If I were to visit Ukraine, I would be visiting the lands of my ancestors. It is not my homeland. Being born in “Canada”, I must acknowledge my place as a settler-guest on these lands. How then do I (or any settler) “root” sacred knowledge and traditions? Being in right relationship with sacred knowledge means also being in right relations with the land and all its peoples and inhabitants. Right relations strengthens that which we carry and express and helps support a healing process across all lines and times. This is not something I can prove. It is something that I feel.
The pieces I craft are relational. Relational to the individual or community they are made for; to the lands I, as a guest, live and walk upon; to the spirits and ancestors; and to the materials I work with. I craft in ceremony, aligned with the folk- and healing-traditions of my Ukrainian grandparents.
• Main media: textiles, plants, eggs, bones, beeswax, and elements (particularly earth, water, and fire).

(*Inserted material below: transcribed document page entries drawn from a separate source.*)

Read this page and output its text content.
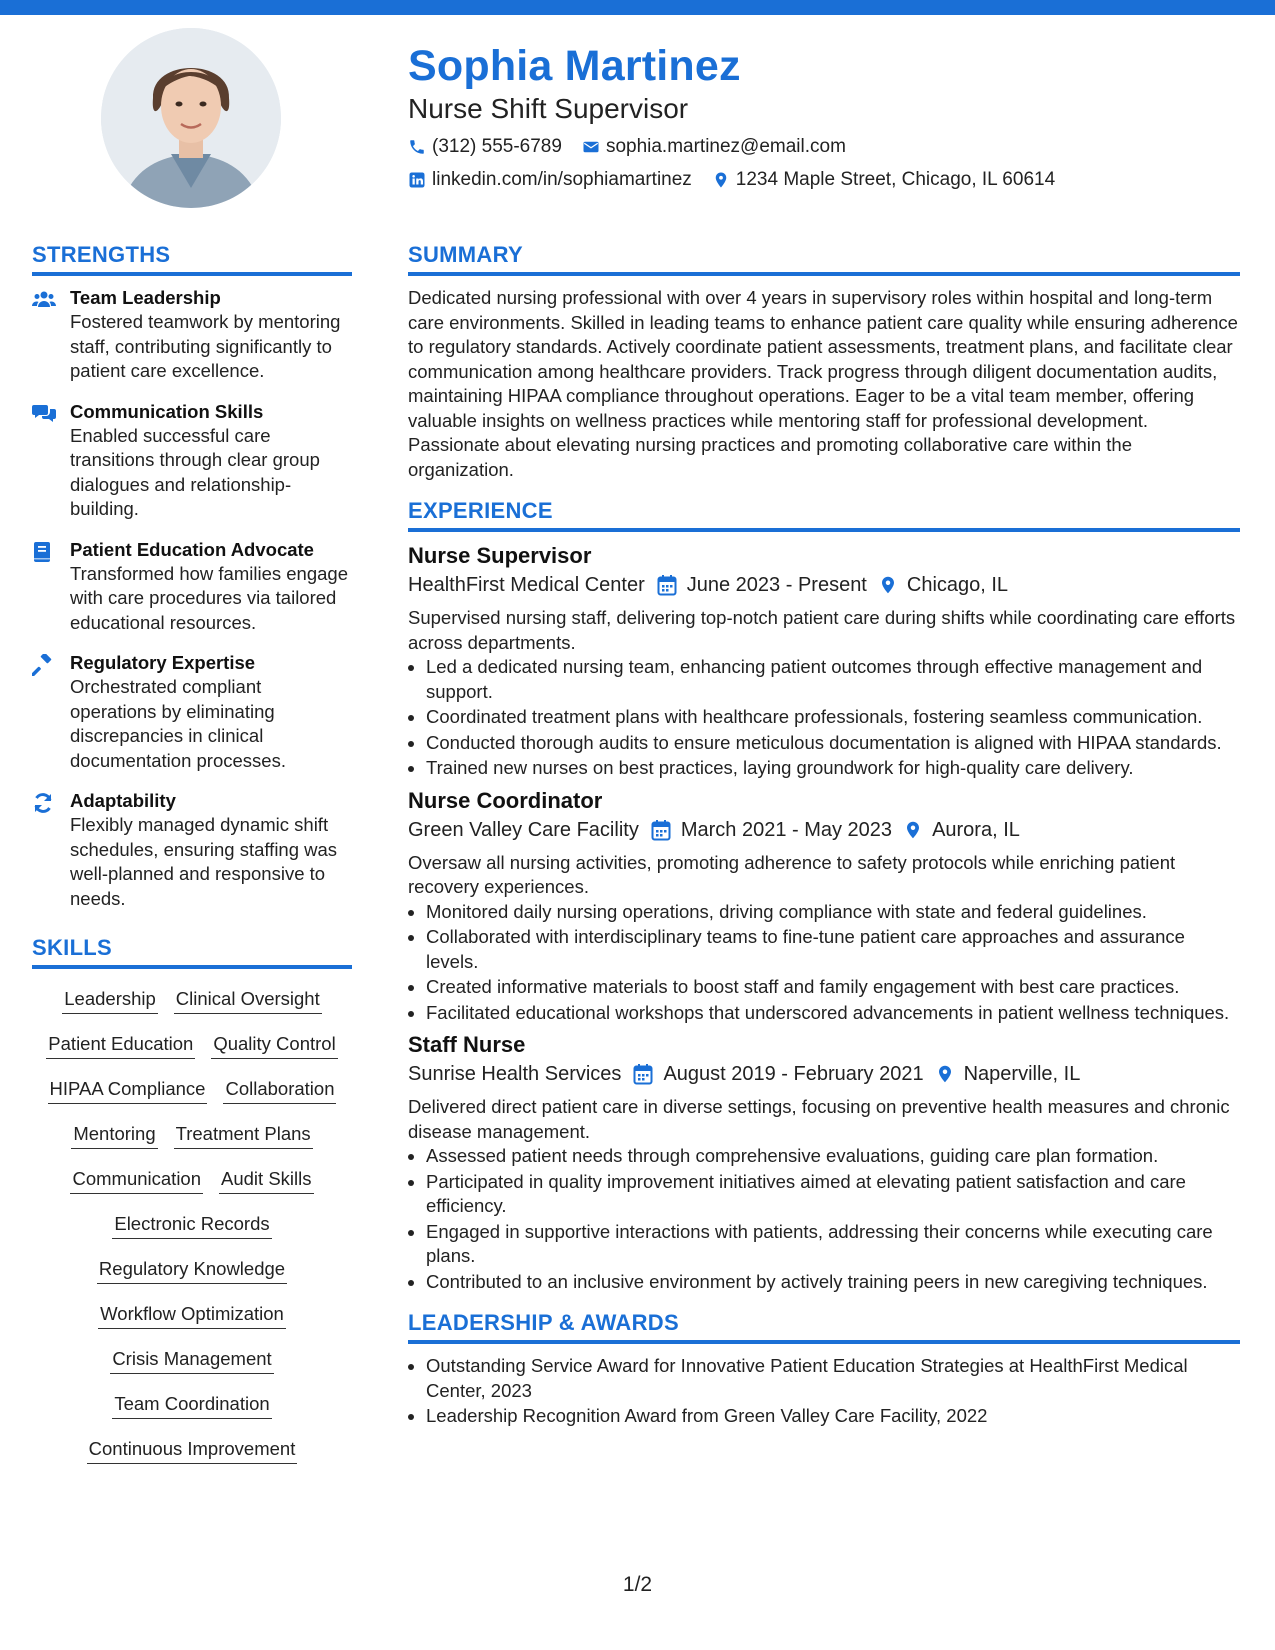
Sophia Martinez
Nurse Shift Supervisor
(312) 555-6789 sophia.martinez@email.com
linkedin.com/in/sophiamartinez 1234 Maple Street, Chicago, IL 60614
STRENGTHS
Team Leadership
Fostered teamwork by mentoring staff, contributing significantly to patient care excellence.
Communication Skills
Enabled successful care transitions through clear group dialogues and relationship-building.
Patient Education Advocate
Transformed how families engage with care procedures via tailored educational resources.
Regulatory Expertise
Orchestrated compliant operations by eliminating discrepancies in clinical documentation processes.
Adaptability
Flexibly managed dynamic shift schedules, ensuring staffing was well-planned and responsive to needs.
SKILLS
Leadership Clinical Oversight
Patient Education Quality Control
HIPAA Compliance Collaboration
Mentoring Treatment Plans
Communication Audit Skills
Electronic Records
Regulatory Knowledge
Workflow Optimization
Crisis Management
Team Coordination
Continuous Improvement
SUMMARY

Dedicated nursing professional with over 4 years in supervisory roles within hospital and long-term care environments. Skilled in leading teams to enhance patient care quality while ensuring adherence to regulatory standards. Actively coordinate patient assessments, treatment plans, and facilitate clear communication among healthcare providers. Track progress through diligent documentation audits, maintaining HIPAA compliance throughout operations. Eager to be a vital team member, offering valuable insights on wellness practices while mentoring staff for professional development. Passionate about elevating nursing practices and promoting collaborative care within the organization.

EXPERIENCE
Nurse Supervisor
HealthFirst Medical Center June 2023 - Present Chicago, IL

Supervised nursing staff, delivering top-notch patient care during shifts while coordinating care efforts across departments.

• Led a dedicated nursing team, enhancing patient outcomes through effective management and support.
• Coordinated treatment plans with healthcare professionals, fostering seamless communication.
• Conducted thorough audits to ensure meticulous documentation is aligned with HIPAA standards.
• Trained new nurses on best practices, laying groundwork for high-quality care delivery.
Nurse Coordinator
Green Valley Care Facility March 2021 - May 2023 Aurora, IL

Oversaw all nursing activities, promoting adherence to safety protocols while enriching patient recovery experiences.

• Monitored daily nursing operations, driving compliance with state and federal guidelines.
• Collaborated with interdisciplinary teams to fine-tune patient care approaches and assurance levels.
• Created informative materials to boost staff and family engagement with best care practices.
• Facilitated educational workshops that underscored advancements in patient wellness techniques.
Staff Nurse
Sunrise Health Services August 2019 - February 2021 Naperville, IL

Delivered direct patient care in diverse settings, focusing on preventive health measures and chronic disease management.

• Assessed patient needs through comprehensive evaluations, guiding care plan formation.
• Participated in quality improvement initiatives aimed at elevating patient satisfaction and care efficiency.
• Engaged in supportive interactions with patients, addressing their concerns while executing care plans.
• Contributed to an inclusive environment by actively training peers in new caregiving techniques.
LEADERSHIP & AWARDS
• Outstanding Service Award for Innovative Patient Education Strategies at HealthFirst Medical Center, 2023
• Leadership Recognition Award from Green Valley Care Facility, 2022
1/2
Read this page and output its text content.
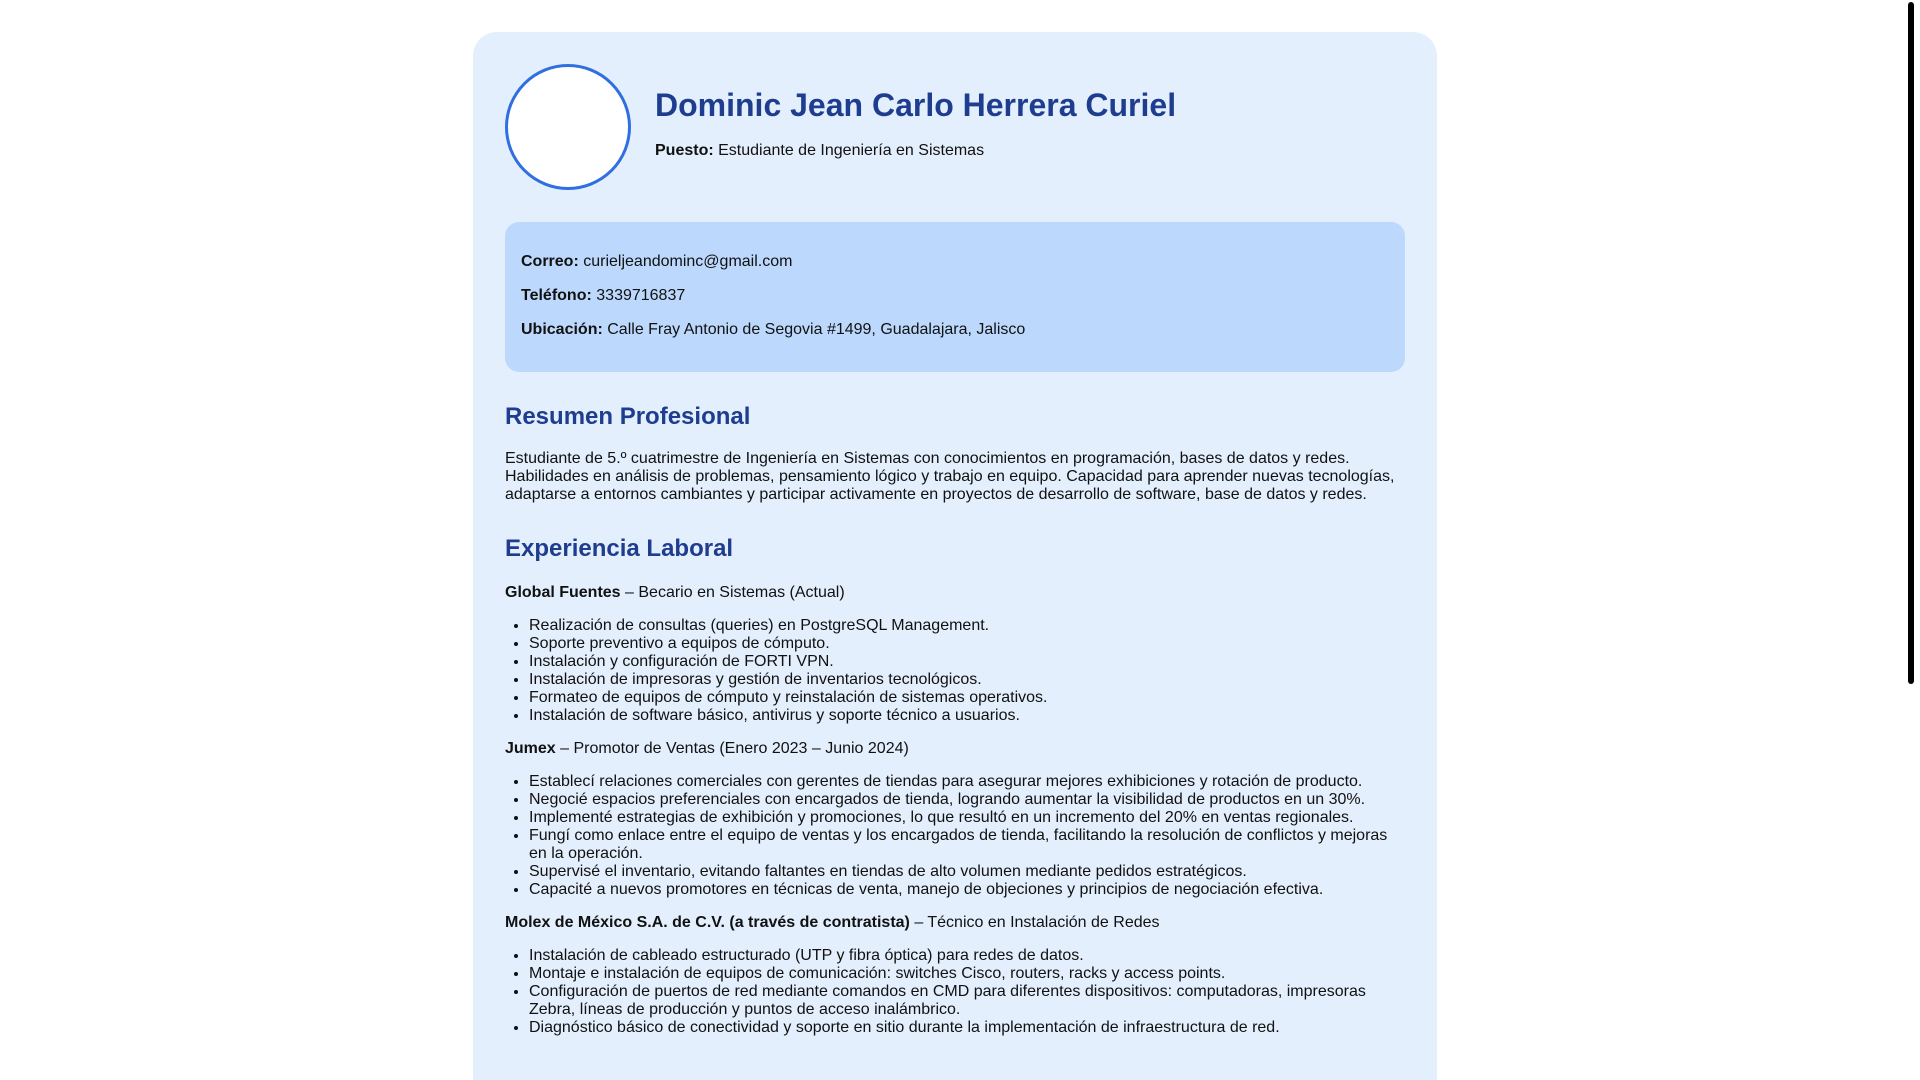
Dominic Jean Carlo Herrera Curiel
Puesto: Estudiante de Ingeniería en Sistemas
Correo: curieljeandominc@gmail.com
Teléfono: 3339716837
Ubicación: Calle Fray Antonio de Segovia #1499, Guadalajara, Jalisco
Resumen Profesional

Estudiante de 5.º cuatrimestre de Ingeniería en Sistemas con conocimientos en programación, bases de datos y redes. Habilidades en análisis de problemas, pensamiento lógico y trabajo en equipo. Capacidad para aprender nuevas tecnologías, adaptarse a entornos cambiantes y participar activamente en proyectos de desarrollo de software, base de datos y redes.

Experiencia Laboral

Global Fuentes – Becario en Sistemas (Actual)

• Realización de consultas (queries) en PostgreSQL Management.
• Soporte preventivo a equipos de cómputo.
• Instalación y configuración de FORTI VPN.
• Instalación de impresoras y gestión de inventarios tecnológicos.
• Formateo de equipos de cómputo y reinstalación de sistemas operativos.
• Instalación de software básico, antivirus y soporte técnico a usuarios.

Jumex – Promotor de Ventas (Enero 2023 – Junio 2024)

• Establecí relaciones comerciales con gerentes de tiendas para asegurar mejores exhibiciones y rotación de producto.
• Negocié espacios preferenciales con encargados de tienda, logrando aumentar la visibilidad de productos en un 30%.
• Implementé estrategias de exhibición y promociones, lo que resultó en un incremento del 20% en ventas regionales.
• Fungí como enlace entre el equipo de ventas y los encargados de tienda, facilitando la resolución de conflictos y mejoras en la operación.
• Supervisé el inventario, evitando faltantes en tiendas de alto volumen mediante pedidos estratégicos.
• Capacité a nuevos promotores en técnicas de venta, manejo de objeciones y principios de negociación efectiva.

Molex de México S.A. de C.V. (a través de contratista) – Técnico en Instalación de Redes

• Instalación de cableado estructurado (UTP y fibra óptica) para redes de datos.
• Montaje e instalación de equipos de comunicación: switches Cisco, routers, racks y access points.
• Configuración de puertos de red mediante comandos en CMD para diferentes dispositivos: computadoras, impresoras Zebra, líneas de producción y puntos de acceso inalámbrico.
• Diagnóstico básico de conectividad y soporte en sitio durante la implementación de infraestructura de red.
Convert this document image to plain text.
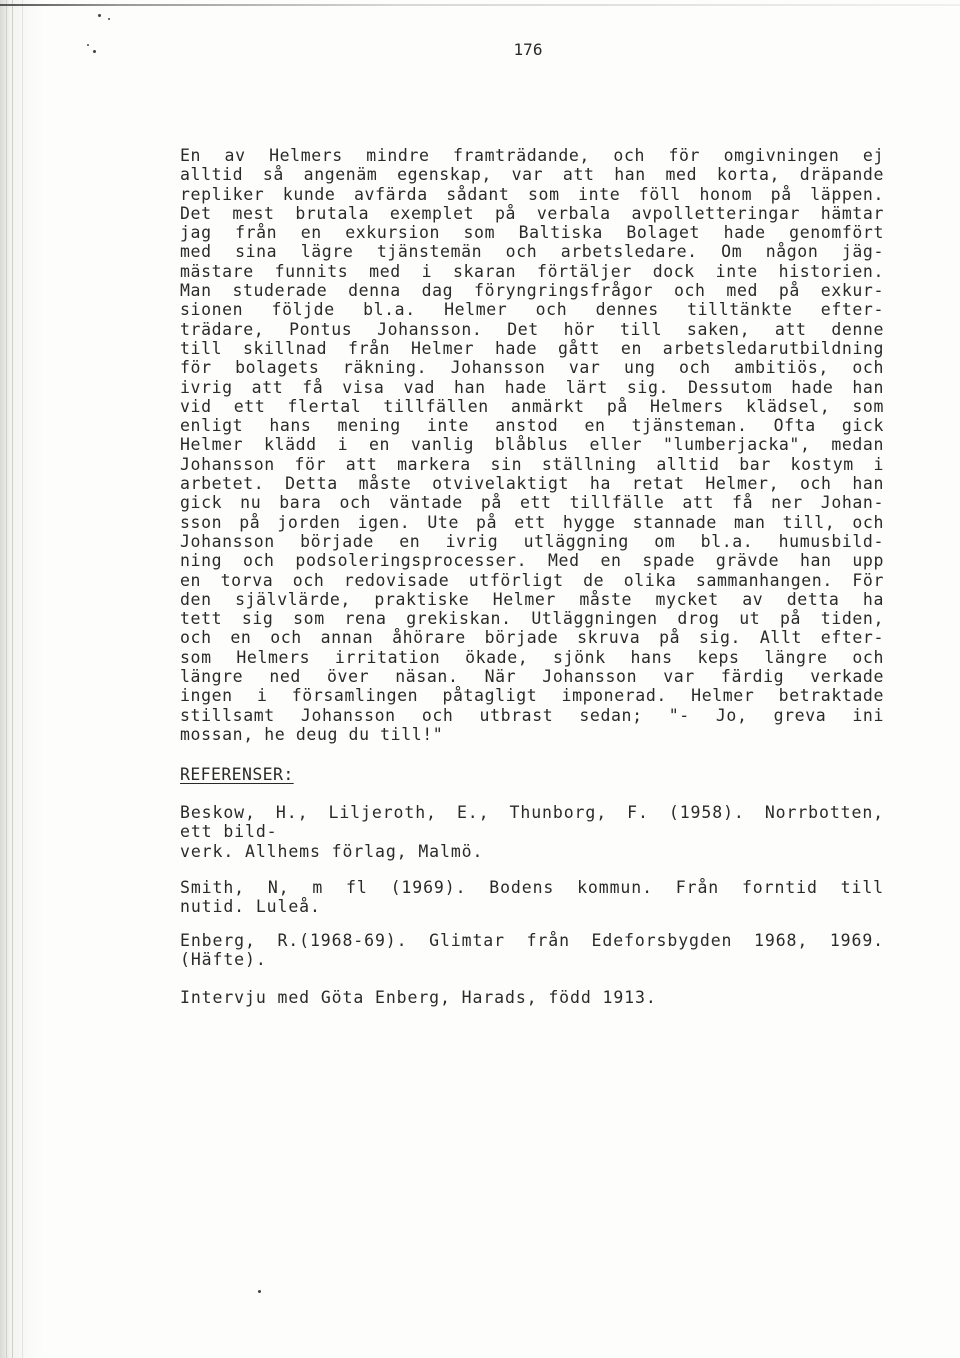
176
En av Helmers mindre framträdande, och för omgivningen ej
alltid så angenäm egenskap, var att han med korta, dräpande
repliker kunde avfärda sådant som inte föll honom på läppen.
Det mest brutala exemplet på verbala avpolletteringar hämtar
jag från en exkursion som Baltiska Bolaget hade genomfört
med sina lägre tjänstemän och arbetsledare. Om någon jäg-
mästare funnits med i skaran förtäljer dock inte historien.
Man studerade denna dag föryngringsfrågor och med på exkur-
sionen följde bl.a. Helmer och dennes tilltänkte efter-
trädare, Pontus Johansson. Det hör till saken, att denne
till skillnad från Helmer hade gått en arbetsledarutbildning
för bolagets räkning. Johansson var ung och ambitiös, och
ivrig att få visa vad han hade lärt sig. Dessutom hade han
vid ett flertal tillfällen anmärkt på Helmers klädsel, som
enligt hans mening inte anstod en tjänsteman. Ofta gick
Helmer klädd i en vanlig blåblus eller "lumberjacka", medan
Johansson för att markera sin ställning alltid bar kostym i
arbetet. Detta måste otvivelaktigt ha retat Helmer, och han
gick nu bara och väntade på ett tillfälle att få ner Johan-
sson på jorden igen. Ute på ett hygge stannade man till, och
Johansson började en ivrig utläggning om bl.a. humusbild-
ning och podsoleringsprocesser. Med en spade grävde han upp
en torva och redovisade utförligt de olika sammanhangen. För
den självlärde, praktiske Helmer måste mycket av detta ha
tett sig som rena grekiskan. Utläggningen drog ut på tiden,
och en och annan åhörare började skruva på sig. Allt efter-
som Helmers irritation ökade, sjönk hans keps längre och
längre ned över näsan. När Johansson var färdig verkade
ingen i församlingen påtagligt imponerad. Helmer betraktade
stillsamt Johansson och utbrast sedan; "- Jo, greva ini
mossan, he deug du till!"
REFERENSER:
Beskow, H., Liljeroth, E., Thunborg, F. (1958). Norrbotten,
ett bild-
verk. Allhems förlag, Malmö.
Smith, N, m fl (1969). Bodens kommun. Från forntid till
nutid. Luleå.
Enberg, R.(1968-69). Glimtar från Edeforsbygden 1968, 1969.
(Häfte).
Intervju med Göta Enberg, Harads, född 1913.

• Main modes of expression: traditional Ukrainian crafting (Motanky – talismanic dolls; Pysanky – talismanic eggs; Rushnyky – talismanic cloth); bone “writing”; photography and anthotype printing; and written word. I also create interactive exhibits to engage audiences directly with the multidimensional potential of art and crafting within ceremony, folk practice, and land/ community “right relations”.